/i/Hikaye

Herkesin bir hikayesi var, ya senin hikayen nedir?
    başlık yok! burası bom boş!
  1. 26.
    0
    1-2 kişi gelirse devamı hazır sayılır direk atarım

    Adam Bereni boğazından tuttu ve geri geri gitmeye başladı.
    -Siz benim yemeğimsiniz böylece gitmenize izin veremem!

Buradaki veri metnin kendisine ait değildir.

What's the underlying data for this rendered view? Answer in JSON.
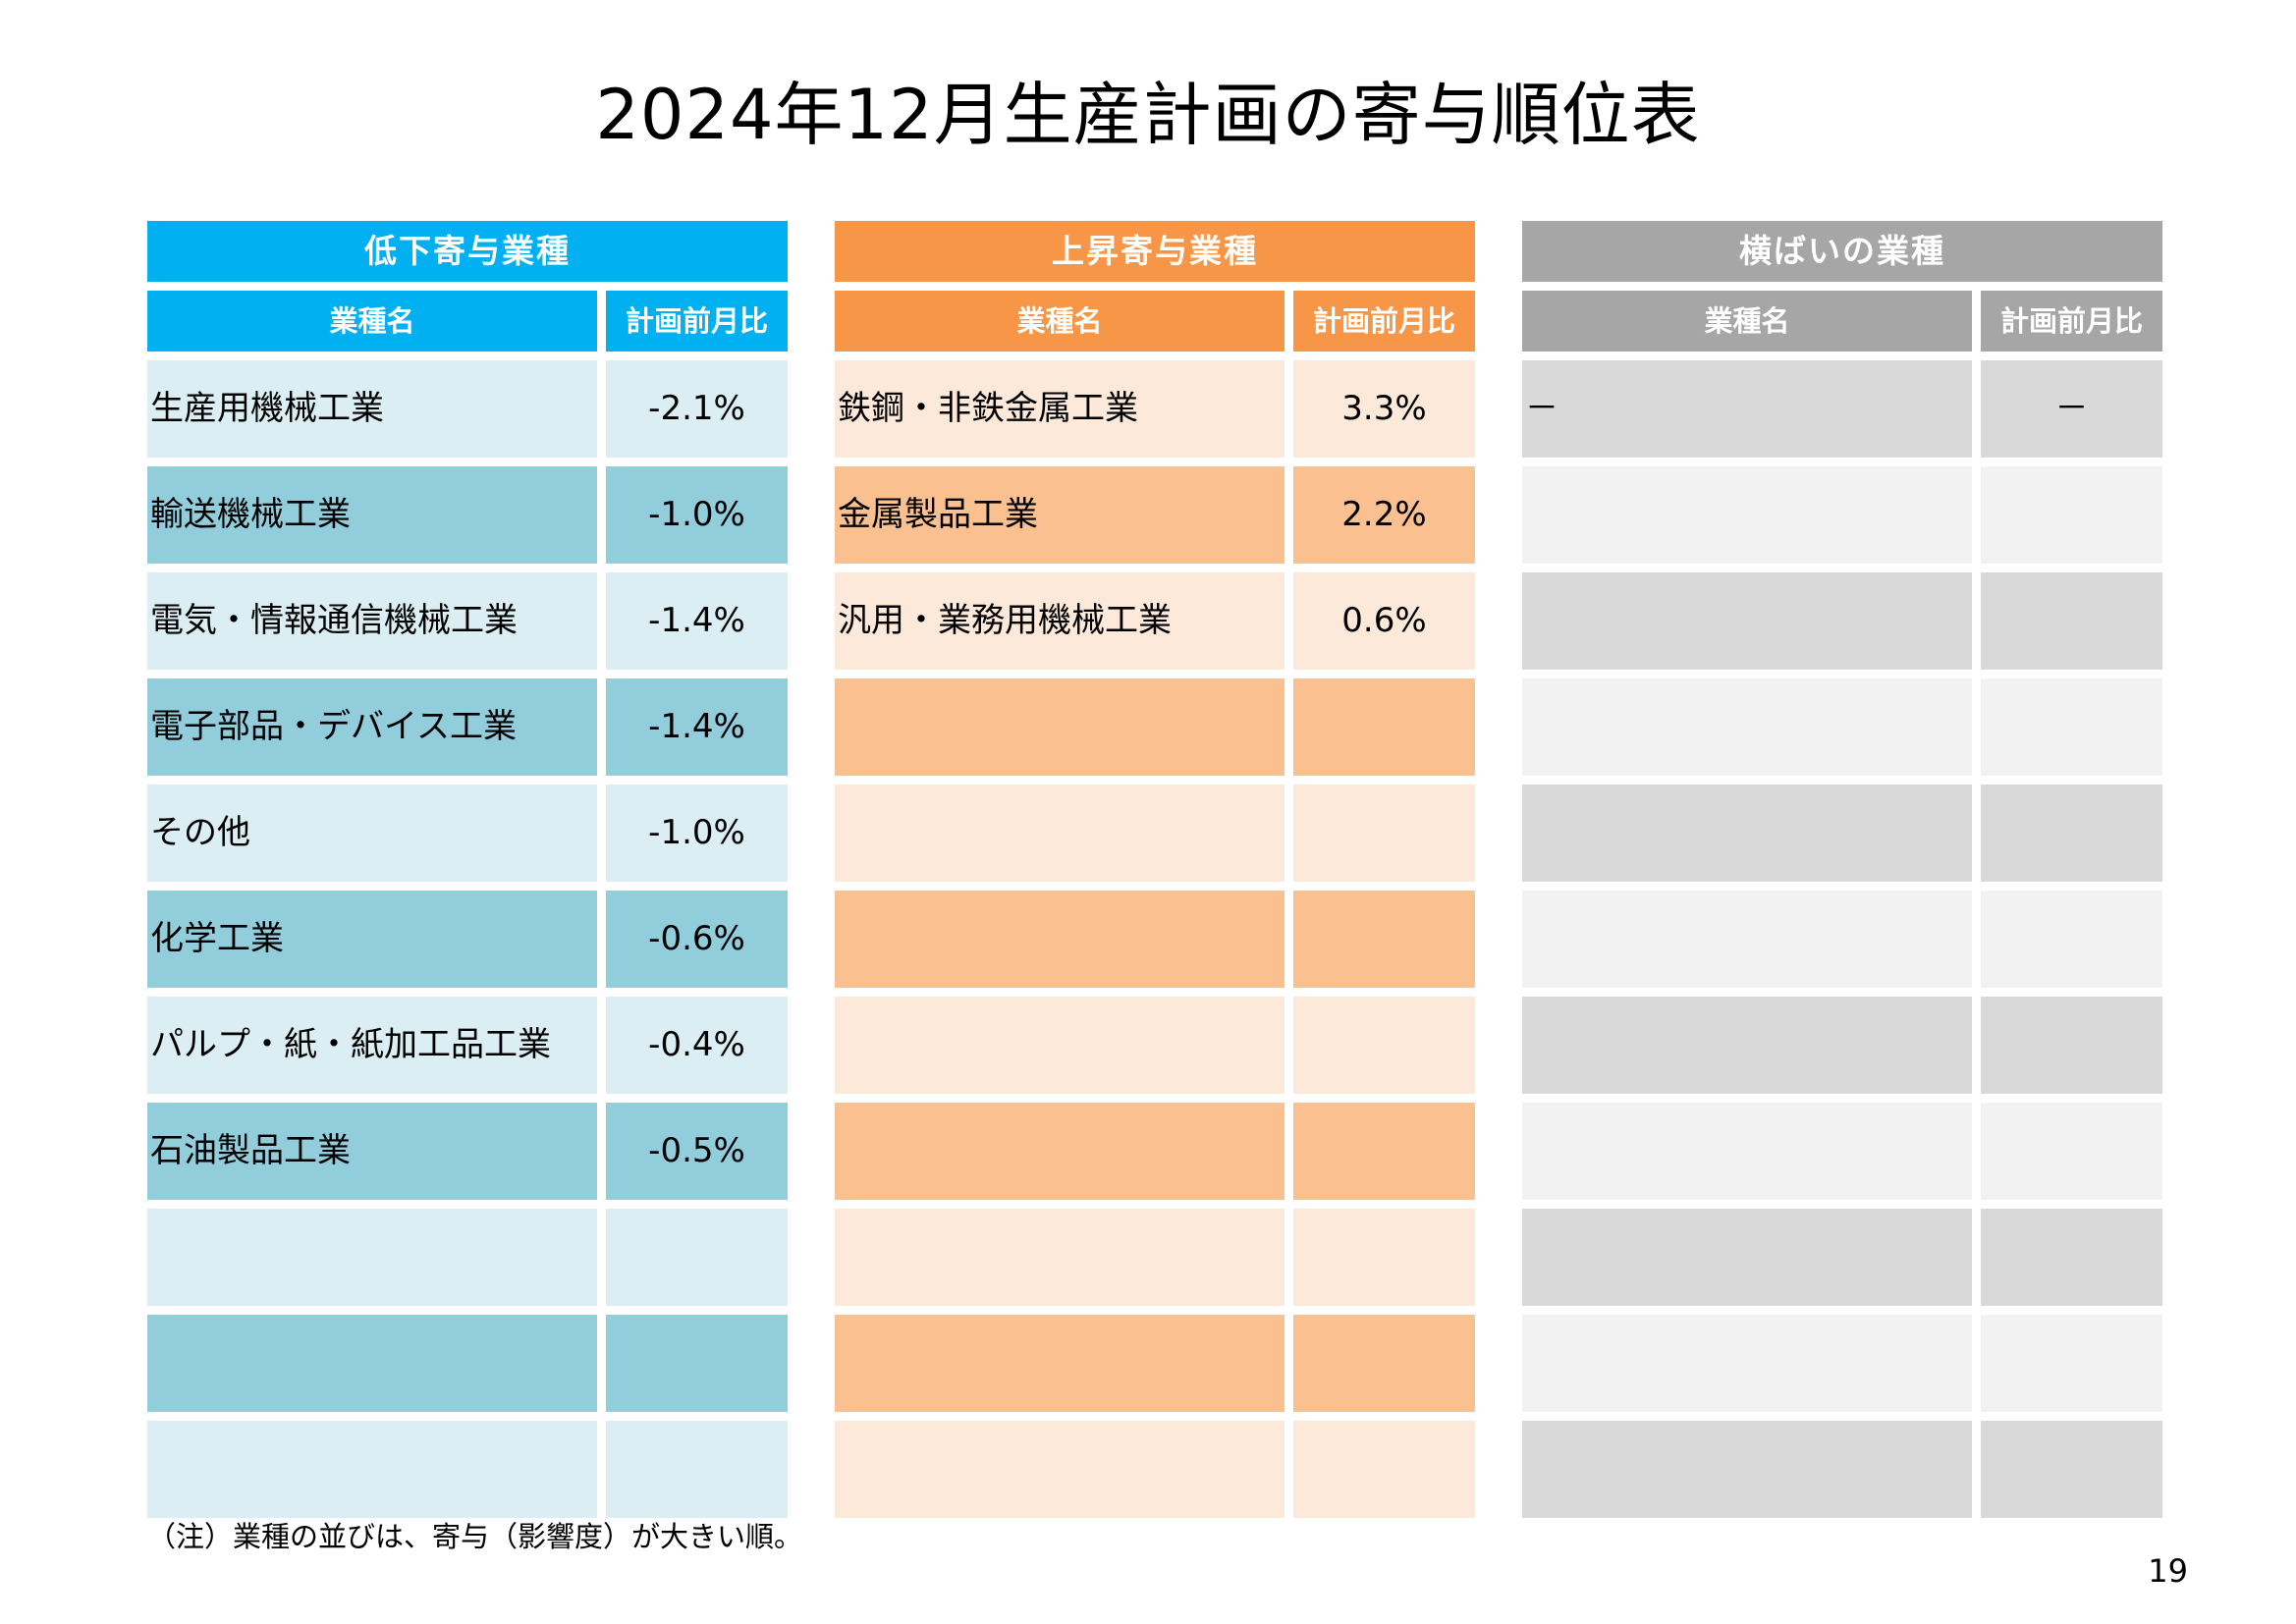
{
  "title": "2024年12月生産計画の寄与順位表",
  "tables": {
    "decline": {
      "header": "低下寄与業種",
      "col_name": "業種名",
      "col_ratio": "計画前月比",
      "rows": [
        {
          "name": "生産用機械工業",
          "value": "-2.1%"
        },
        {
          "name": "輸送機械工業",
          "value": "-1.0%"
        },
        {
          "name": "電気・情報通信機械工業",
          "value": "-1.4%"
        },
        {
          "name": "電子部品・デバイス工業",
          "value": "-1.4%"
        },
        {
          "name": "その他",
          "value": "-1.0%"
        },
        {
          "name": "化学工業",
          "value": "-0.6%"
        },
        {
          "name": "パルプ・紙・紙加工品工業",
          "value": "-0.4%"
        },
        {
          "name": "石油製品工業",
          "value": "-0.5%"
        },
        {
          "name": "",
          "value": ""
        },
        {
          "name": "",
          "value": ""
        },
        {
          "name": "",
          "value": ""
        }
      ]
    },
    "increase": {
      "header": "上昇寄与業種",
      "col_name": "業種名",
      "col_ratio": "計画前月比",
      "rows": [
        {
          "name": "鉄鋼・非鉄金属工業",
          "value": "3.3%"
        },
        {
          "name": "金属製品工業",
          "value": "2.2%"
        },
        {
          "name": "汎用・業務用機械工業",
          "value": "0.6%"
        },
        {
          "name": "",
          "value": ""
        },
        {
          "name": "",
          "value": ""
        },
        {
          "name": "",
          "value": ""
        },
        {
          "name": "",
          "value": ""
        },
        {
          "name": "",
          "value": ""
        },
        {
          "name": "",
          "value": ""
        },
        {
          "name": "",
          "value": ""
        },
        {
          "name": "",
          "value": ""
        }
      ]
    },
    "flat": {
      "header": "横ばいの業種",
      "col_name": "業種名",
      "col_ratio": "計画前月比",
      "rows": [
        {
          "name": "－",
          "value": "－"
        },
        {
          "name": "",
          "value": ""
        },
        {
          "name": "",
          "value": ""
        },
        {
          "name": "",
          "value": ""
        },
        {
          "name": "",
          "value": ""
        },
        {
          "name": "",
          "value": ""
        },
        {
          "name": "",
          "value": ""
        },
        {
          "name": "",
          "value": ""
        },
        {
          "name": "",
          "value": ""
        },
        {
          "name": "",
          "value": ""
        },
        {
          "name": "",
          "value": ""
        }
      ]
    }
  },
  "note": "（注）業種の並びは、寄与（影響度）が大きい順。",
  "page_number": "19",
  "colors": {
    "decline_header": "#00b0f0",
    "decline_row_light": "#daeef3",
    "decline_row_dark": "#92cddc",
    "increase_header": "#f79646",
    "increase_row_light": "#fde9d9",
    "increase_row_dark": "#fac090",
    "flat_header": "#a6a6a6",
    "flat_row_dark": "#d9d9d9",
    "flat_row_light": "#f2f2f2"
  }
}
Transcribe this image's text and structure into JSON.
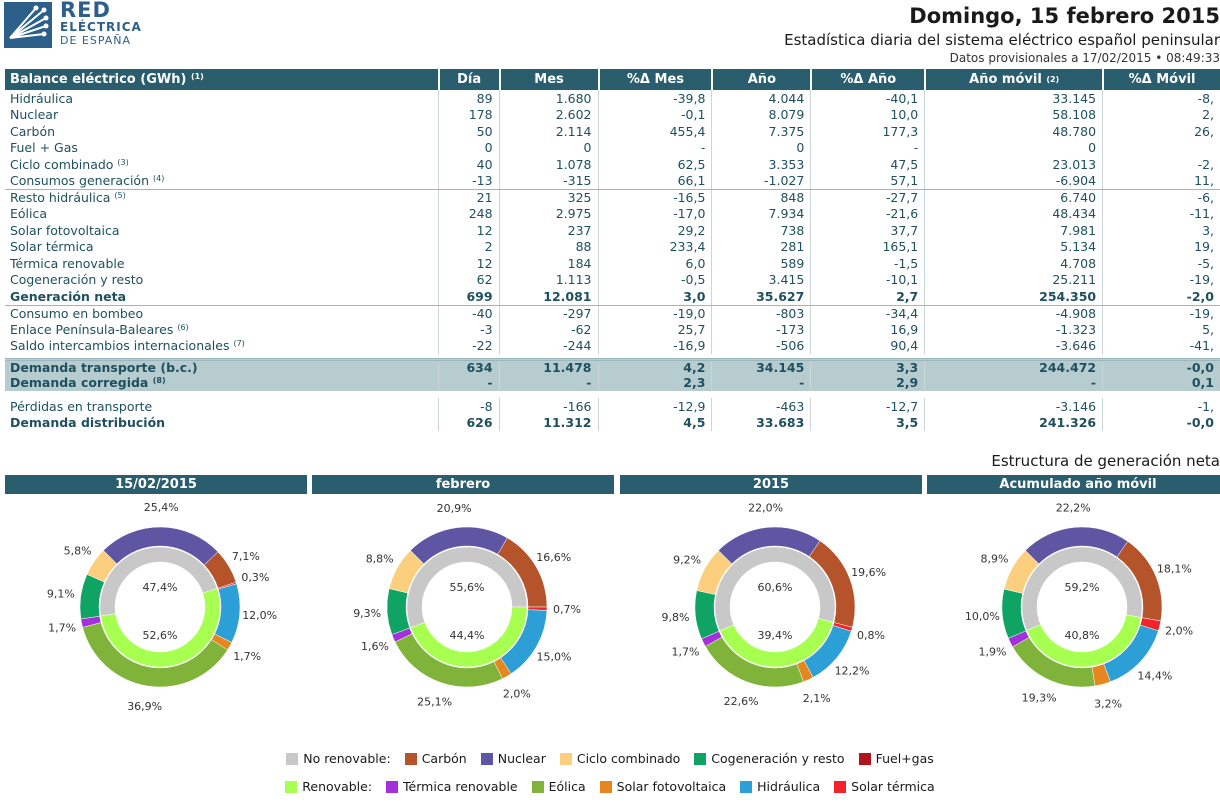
{
  "brand": {
    "name": "RED",
    "line2": "ELÉCTRICA",
    "line3": "DE ESPAÑA"
  },
  "header": {
    "date": "Domingo, 15 febrero 2015",
    "title": "Estadística diaria del sistema eléctrico español peninsular",
    "provisional": "Datos provisionales a 17/02/2015 • 08:49:33"
  },
  "table": {
    "columns": [
      "Balance eléctrico (GWh)",
      "Día",
      "Mes",
      "%Δ Mes",
      "Año",
      "%Δ Año",
      "Año móvil",
      "%Δ Móvil"
    ],
    "title_note": "(1)",
    "anio_movil_note": "(2)",
    "rows": [
      {
        "label": "Hidráulica",
        "note": "",
        "vals": [
          "89",
          "1.680",
          "-39,8",
          "4.044",
          "-40,1",
          "33.145",
          "-8,"
        ]
      },
      {
        "label": "Nuclear",
        "note": "",
        "vals": [
          "178",
          "2.602",
          "-0,1",
          "8.079",
          "10,0",
          "58.108",
          "2,"
        ]
      },
      {
        "label": "Carbón",
        "note": "",
        "vals": [
          "50",
          "2.114",
          "455,4",
          "7.375",
          "177,3",
          "48.780",
          "26,"
        ]
      },
      {
        "label": "Fuel + Gas",
        "note": "",
        "vals": [
          "0",
          "0",
          "-",
          "0",
          "-",
          "0",
          ""
        ]
      },
      {
        "label": "Ciclo combinado",
        "note": "(3)",
        "vals": [
          "40",
          "1.078",
          "62,5",
          "3.353",
          "47,5",
          "23.013",
          "-2,"
        ]
      },
      {
        "label": "Consumos generación",
        "note": "(4)",
        "vals": [
          "-13",
          "-315",
          "66,1",
          "-1.027",
          "57,1",
          "-6.904",
          "11,"
        ]
      },
      {
        "label": "Resto hidráulica",
        "note": "(5)",
        "vals": [
          "21",
          "325",
          "-16,5",
          "848",
          "-27,7",
          "6.740",
          "-6,"
        ]
      },
      {
        "label": "Eólica",
        "note": "",
        "vals": [
          "248",
          "2.975",
          "-17,0",
          "7.934",
          "-21,6",
          "48.434",
          "-11,"
        ]
      },
      {
        "label": "Solar fotovoltaica",
        "note": "",
        "vals": [
          "12",
          "237",
          "29,2",
          "738",
          "37,7",
          "7.981",
          "3,"
        ]
      },
      {
        "label": "Solar térmica",
        "note": "",
        "vals": [
          "2",
          "88",
          "233,4",
          "281",
          "165,1",
          "5.134",
          "19,"
        ]
      },
      {
        "label": "Térmica renovable",
        "note": "",
        "vals": [
          "12",
          "184",
          "6,0",
          "589",
          "-1,5",
          "4.708",
          "-5,"
        ]
      },
      {
        "label": "Cogeneración y resto",
        "note": "",
        "vals": [
          "62",
          "1.113",
          "-0,5",
          "3.415",
          "-10,1",
          "25.211",
          "-19,"
        ]
      },
      {
        "label": "Generación neta",
        "note": "",
        "vals": [
          "699",
          "12.081",
          "3,0",
          "35.627",
          "2,7",
          "254.350",
          "-2,0"
        ]
      },
      {
        "label": "Consumo en bombeo",
        "note": "",
        "vals": [
          "-40",
          "-297",
          "-19,0",
          "-803",
          "-34,4",
          "-4.908",
          "-19,"
        ]
      },
      {
        "label": "Enlace Península-Baleares",
        "note": "(6)",
        "vals": [
          "-3",
          "-62",
          "25,7",
          "-173",
          "16,9",
          "-1.323",
          "5,"
        ]
      },
      {
        "label": "Saldo intercambios internacionales",
        "note": "(7)",
        "vals": [
          "-22",
          "-244",
          "-16,9",
          "-506",
          "90,4",
          "-3.646",
          "-41,"
        ]
      },
      {
        "label": "Demanda transporte (b.c.)",
        "note": "",
        "vals": [
          "634",
          "11.478",
          "4,2",
          "34.145",
          "3,3",
          "244.472",
          "-0,0"
        ]
      },
      {
        "label": "Demanda corregida",
        "note": "(8)",
        "vals": [
          "-",
          "-",
          "2,3",
          "-",
          "2,9",
          "-",
          "0,1"
        ]
      },
      {
        "label": "Pérdidas en transporte",
        "note": "",
        "vals": [
          "-8",
          "-166",
          "-12,9",
          "-463",
          "-12,7",
          "-3.146",
          "-1,"
        ]
      },
      {
        "label": "Demanda distribución",
        "note": "",
        "vals": [
          "626",
          "11.312",
          "4,5",
          "33.683",
          "3,5",
          "241.326",
          "-0,0"
        ]
      }
    ]
  },
  "structure": {
    "title": "Estructura de generación neta",
    "panels": [
      {
        "title": "15/02/2015",
        "inner_nr": "47,4%",
        "inner_r": "52,6%",
        "nr": 47.4,
        "outer": {
          "carbon": 7.1,
          "nuclear": 25.4,
          "ciclo": 5.8,
          "cogen": 9.1,
          "fuel": 0.0,
          "termica_r": 1.7,
          "eolica": 36.9,
          "fotov": 1.7,
          "hidraulica": 12.0,
          "solar_t": 0.3
        },
        "labels": {
          "nuclear": "25,4%",
          "carbon": "7,1%",
          "solar_t": "0,3%",
          "hidraulica": "12,0%",
          "fotov": "1,7%",
          "eolica": "36,9%",
          "termica_r": "1,7%",
          "cogen": "9,1%",
          "ciclo": "5,8%"
        }
      },
      {
        "title": "febrero",
        "inner_nr": "55,6%",
        "inner_r": "44,4%",
        "nr": 55.6,
        "outer": {
          "carbon": 16.6,
          "nuclear": 20.9,
          "ciclo": 8.8,
          "cogen": 9.3,
          "fuel": 0.0,
          "termica_r": 1.6,
          "eolica": 25.1,
          "fotov": 2.0,
          "hidraulica": 15.0,
          "solar_t": 0.7
        },
        "labels": {
          "nuclear": "20,9%",
          "carbon": "16,6%",
          "solar_t": "0,7%",
          "hidraulica": "15,0%",
          "fotov": "2,0%",
          "eolica": "25,1%",
          "termica_r": "1,6%",
          "cogen": "9,3%",
          "ciclo": "8,8%"
        }
      },
      {
        "title": "2015",
        "inner_nr": "60,6%",
        "inner_r": "39,4%",
        "nr": 60.6,
        "outer": {
          "carbon": 19.6,
          "nuclear": 22.0,
          "ciclo": 9.2,
          "cogen": 9.8,
          "fuel": 0.0,
          "termica_r": 1.7,
          "eolica": 22.6,
          "fotov": 2.1,
          "hidraulica": 12.2,
          "solar_t": 0.8
        },
        "labels": {
          "nuclear": "22,0%",
          "carbon": "19,6%",
          "solar_t": "0,8%",
          "hidraulica": "12,2%",
          "fotov": "2,1%",
          "eolica": "22,6%",
          "termica_r": "1,7%",
          "cogen": "9,8%",
          "ciclo": "9,2%"
        }
      },
      {
        "title": "Acumulado año móvil",
        "inner_nr": "59,2%",
        "inner_r": "40,8%",
        "nr": 59.2,
        "outer": {
          "carbon": 18.1,
          "nuclear": 22.2,
          "ciclo": 8.9,
          "cogen": 10.0,
          "fuel": 0.0,
          "termica_r": 1.9,
          "eolica": 19.3,
          "fotov": 3.2,
          "hidraulica": 14.4,
          "solar_t": 2.0
        },
        "labels": {
          "nuclear": "22,2%",
          "carbon": "18,1%",
          "solar_t": "2,0%",
          "hidraulica": "14,4%",
          "fotov": "3,2%",
          "eolica": "19,3%",
          "termica_r": "1,9%",
          "cogen": "10,0%",
          "ciclo": "8,9%"
        }
      }
    ]
  },
  "legend": {
    "row1": [
      {
        "label": "No renovable:",
        "color": "#c8c8c8"
      },
      {
        "label": "Carbón",
        "color": "#b5532b"
      },
      {
        "label": "Nuclear",
        "color": "#5e55a3"
      },
      {
        "label": "Ciclo combinado",
        "color": "#fbcf7e"
      },
      {
        "label": "Cogeneración y resto",
        "color": "#0fa364"
      },
      {
        "label": "Fuel+gas",
        "color": "#b1141e"
      }
    ],
    "row2": [
      {
        "label": "Renovable:",
        "color": "#a7ff4f"
      },
      {
        "label": "Térmica renovable",
        "color": "#a430dc"
      },
      {
        "label": "Eólica",
        "color": "#80b33a"
      },
      {
        "label": "Solar fotovoltaica",
        "color": "#e6861f"
      },
      {
        "label": "Hidráulica",
        "color": "#2d9fd7"
      },
      {
        "label": "Solar térmica",
        "color": "#f4222a"
      }
    ]
  },
  "colors": {
    "carbon": "#b5532b",
    "nuclear": "#5e55a3",
    "ciclo": "#fbcf7e",
    "cogen": "#0fa364",
    "fuel": "#b1141e",
    "termica_r": "#a430dc",
    "eolica": "#80b33a",
    "fotov": "#e6861f",
    "hidraulica": "#2d9fd7",
    "solar_t": "#f4222a",
    "no_renovable": "#c8c8c8",
    "renovable": "#a7ff4f"
  }
}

    dıbına kodumun adamı resmen yamyam çıktı. Beren korktuğu halde korkmamış gibi soğuk kanlı kalmaya devam ediyo.Ne kadar çok dil döksem de adam Bereni bırakmaya hiç niyetli değildi. Aklıma yapıcak hiçbir şey gelmedi ve resmen öylece gidişini izledim adamın.Tam dükkanın oraya yaklaşıcaklardı ki arkadan koşan bi paratiz huur çocuğu adamın direk boynuna saldırdı ve ısırdı, Berende fırsatı değerlendirip hemen bana doğru koşmaya başladı. Adama yardım etmeden direk ordan uzaklaştık, zaten dönüşme şansı olmadan o parazit onu çoktan bitirmiş olurdu.Çok ilerlemeden Bereni durdurdum ve adamın kaldığı dükkana dönelim dedim belki silah falan vardır diye. Hemen koşarak geri döndük tahmin ettiğim gibi de parazit adamı 10 dakikada paramparça etmişti bile. Direk dükkana girip ışığı kapadık ilgi çekmemek için.Çok fazla büyük değildi ama çok fazla dolap ve çekmece vardı. Hemen hepsini aramaya koyulduk ve 15 dakikalık arama sonucunda 1 tabanca,6 mermi bir de öldürmek için kullanışlı bir bıçak bulduk. Hava da fazla karanlık olduğu için geceyi o dükkanda geçirmeye karar verdik ve çok da pis olmayan yatakta uyuduk. Beren benden önce uyanmış ve benide uyandırdı direk yola koyulmak için.
    Dışarı çıktığımızda güneş daha yeni doğmaya başlıyodu yani en azından birkaç saat güneşten dolayı şanslıydık.
    -Nereye gidicez ?
    +Nereye gitmek istersin?
    Öyle sorunca direk aklıma anne geldi, çok merak ediyorum ne durumda olduğunu.
    -Annemi çok merak ediyorum zaten işimiz de yok ne dersin?
    Yüzünde küçük bir gülümsemeyle kafasını salladı ve tamam dedi. Sevindim biraz çünkü içimde küçük de olsa bir umut vardı. Fakat bizim ev küçükyalıdaydı yani asya kıtasında e bizde Avrupa kıtasındaydık yani karşıya geçmemiş gerekiyordu. Bunu da söyledim fikrini değiştirmedi ve ilk varış noktamızı belirledik;boğaz köprüsü.
    Burdan yani taksimden normal olarak zaten 1.30 saat falan yürümek gerekiyor e saldırı olma ihtimalini ve dinlenmeleri falan da sayarsak yaklaşık 2-3 saat yürümemiz gerekiyordu.ilk önce Kabataş iskelesinin oraya gidip ordan direk ilerleriz dedik ve sorun yaşamadan indik. Sanırım şu ilk olaylar ilk başladığı zaman yollanan asker ve helikopter takviyesi işe yaramış olmalı ki karşımıza şu parazitlilerden çıkmadı hiç. Fakat iskeleye geldiğimizde büyük bir sürüyle karşılaştık, yaklaşık 30 tane grup halinde ilerliyodu. Eğer dikkatleri bize yönelirse çok hızlı olmadığı halde koşabildikleri için riske giremezdik. Onlara çok yaklaşmadan ilerliyicektik ve öyle de yaptık.Çok yaklaşmadan saklana saklana biraz ilerledik. Kabataş tramvay hattının orda durdur çünkü biraz ilerde çok daha büyük bir grup halinde duruyolardı.Ne geri dönebilirdik ne de bu durumda daha fazla ilerleyebilirdik. Birden silah sesleri duyduk fakat öyle tek ateşli değildi seri ateşle birileri o büyük grup halinde dolaşanları indirmeye başladı. Direk saklandık sonuçta dükkandaki adamdan edindiğimiz tecrübeler sonucunda insanlar da parazitler kadar tehlikeli ve acımasızdı.